Phase 4: Continuous Verification and Automation (Ongoing)

• Action: Integrate identity, SRA, and network monitoring platforms so that behavioral anomalies (e.g., a high-risk security score from a behavioral platform) can automatically feed into the Policy Engine to dynamically revoke or degrade access for a user or device.
• ZT Principle: Assume Breach and enforce Continuous Verification.
• Key Deliverable: A dynamic, adaptive security model where access is granted not just on identity, but on continuous context, device health, and real-time operational risk.

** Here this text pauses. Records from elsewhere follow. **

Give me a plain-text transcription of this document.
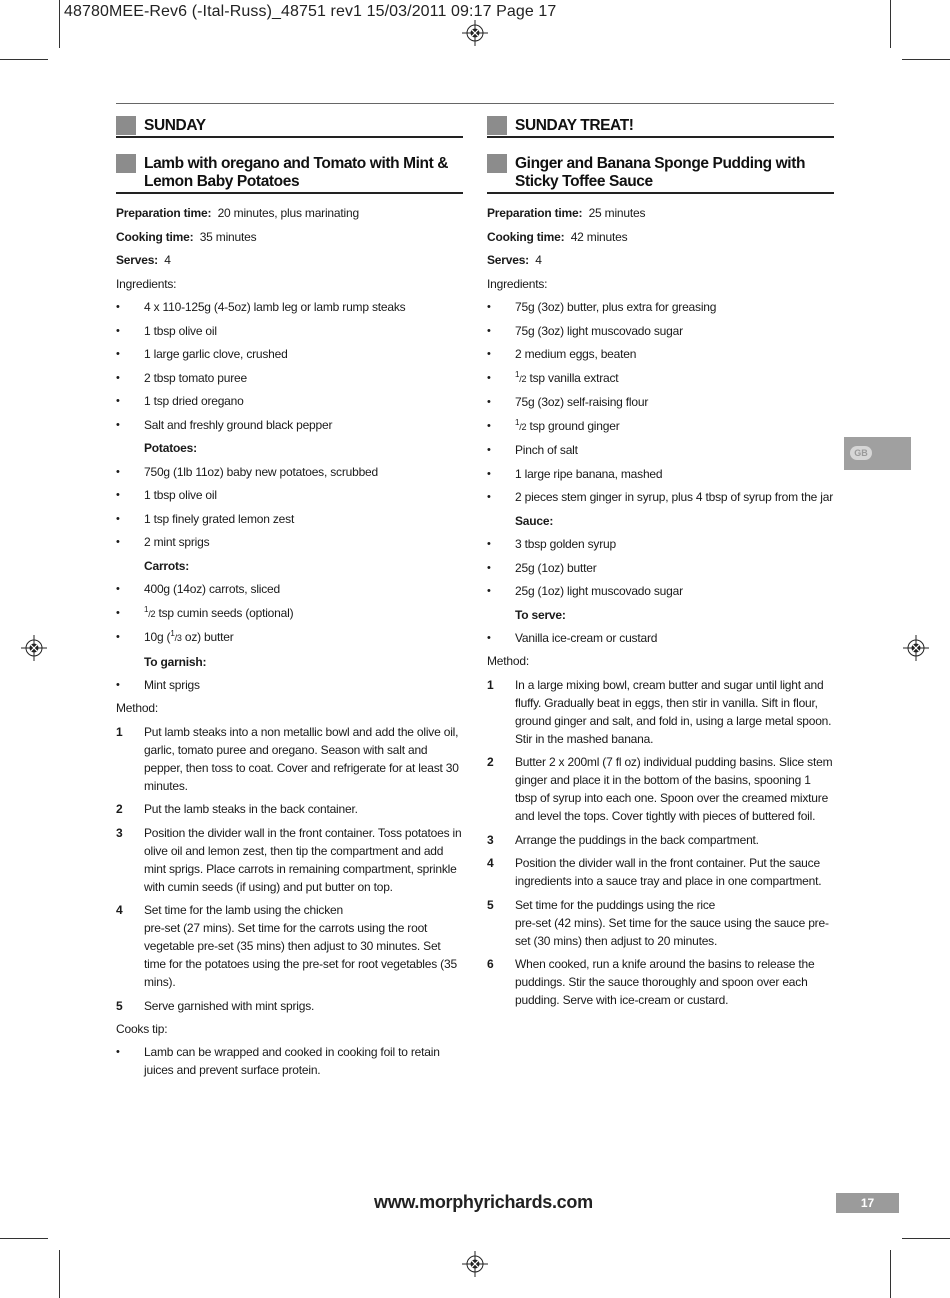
48780MEE-Rev6 (-Ital-Russ)_48751 rev1 15/03/2011 09:17 Page 17
SUNDAY
Lamb with oregano and Tomato with Mint & Lemon Baby Potatoes
Preparation time: 20 minutes, plus marinating
Cooking time: 35 minutes
Serves: 4
Ingredients:
•	4 x 110-125g (4-5oz) lamb leg or lamb rump steaks
•	1 tbsp olive oil
•	1 large garlic clove, crushed
•	2 tbsp tomato puree
•	1 tsp dried oregano
•	Salt and freshly ground black pepper
Potatoes:
•	750g (1lb 11oz) baby new potatoes, scrubbed
•	1 tbsp olive oil
•	1 tsp finely grated lemon zest
•	2 mint sprigs
Carrots:
•	400g (14oz) carrots, sliced
•	$^1$/2 tsp cumin seeds (optional)
•	10g ($^1$/3 oz) butter
To garnish:
•	Mint sprigs
Method:
1	Put lamb steaks into a non metallic bowl and add the olive oil, garlic, tomato puree and oregano. Season with salt and pepper, then toss to coat. Cover and refrigerate for at least 30 minutes.
2	Put the lamb steaks in the back container.
3	Position the divider wall in the front container. Toss potatoes in olive oil and lemon zest, then tip the compartment and add mint sprigs. Place carrots in remaining compartment, sprinkle with cumin seeds (if using) and put butter on top.
4	Set time for the lamb using the chicken
pre-set (27 mins). Set time for the carrots using the root vegetable pre-set (35 mins) then adjust to 30 minutes. Set time for the potatoes using the pre-set for root vegetables (35 mins).
5	Serve garnished with mint sprigs.
Cooks tip:
•	Lamb can be wrapped and cooked in cooking foil to retain juices and prevent surface protein.
SUNDAY TREAT!
Ginger and Banana Sponge Pudding with Sticky Toffee Sauce
Preparation time: 25 minutes
Cooking time: 42 minutes
Serves: 4
Ingredients:
•	75g (3oz) butter, plus extra for greasing
•	75g (3oz) light muscovado sugar
•	2 medium eggs, beaten
•	$^1$/2 tsp vanilla extract
•	75g (3oz) self-raising flour
•	$^1$/2 tsp ground ginger
•	Pinch of salt
•	1 large ripe banana, mashed
•	2 pieces stem ginger in syrup, plus 4 tbsp of syrup from the jar
Sauce:
•	3 tbsp golden syrup
•	25g (1oz) butter
•	25g (1oz) light muscovado sugar
To serve:
•	Vanilla ice-cream or custard
Method:
1	In a large mixing bowl, cream butter and sugar until light and fluffy. Gradually beat in eggs, then stir in vanilla. Sift in flour, ground ginger and salt, and fold in, using a large metal spoon. Stir in the mashed banana.
2	Butter 2 x 200ml (7 fl oz) individual pudding basins. Slice stem ginger and place it in the bottom of the basins, spooning 1 tbsp of syrup into each one. Spoon over the creamed mixture and level the tops. Cover tightly with pieces of buttered foil.
3	Arrange the puddings in the back compartment.
4	Position the divider wall in the front container. Put the sauce ingredients into a sauce tray and place in one compartment.
5	Set time for the puddings using the rice
pre-set (42 mins). Set time for the sauce using the sauce pre-set (30 mins) then adjust to 20 minutes.
6	When cooked, run a knife around the basins to release the puddings. Stir the sauce thoroughly and spoon over each pudding. Serve with ice-cream or custard.
GB
www.morphyrichards.com	17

Conclusion: The Resilient Industrial Future

The Zero Trust architecture is not a passing trend; it is the inevitable future of industrial cybersecurity. The era of trusting what is inside the fence is over. By strategically selecting OT-native solutions and adapting ZT principles to respect the inviolable requirements of industrial safety and availability, critical infrastructure organizations can move beyond mere perimeter defense to achieve true cyber-physical resilience.

The next industrial revolution demands a security model that can keep pace with connectivity, and the solutions outlined above are leading the charge in making the “never trust, always verify” standard a reality on the plant floor.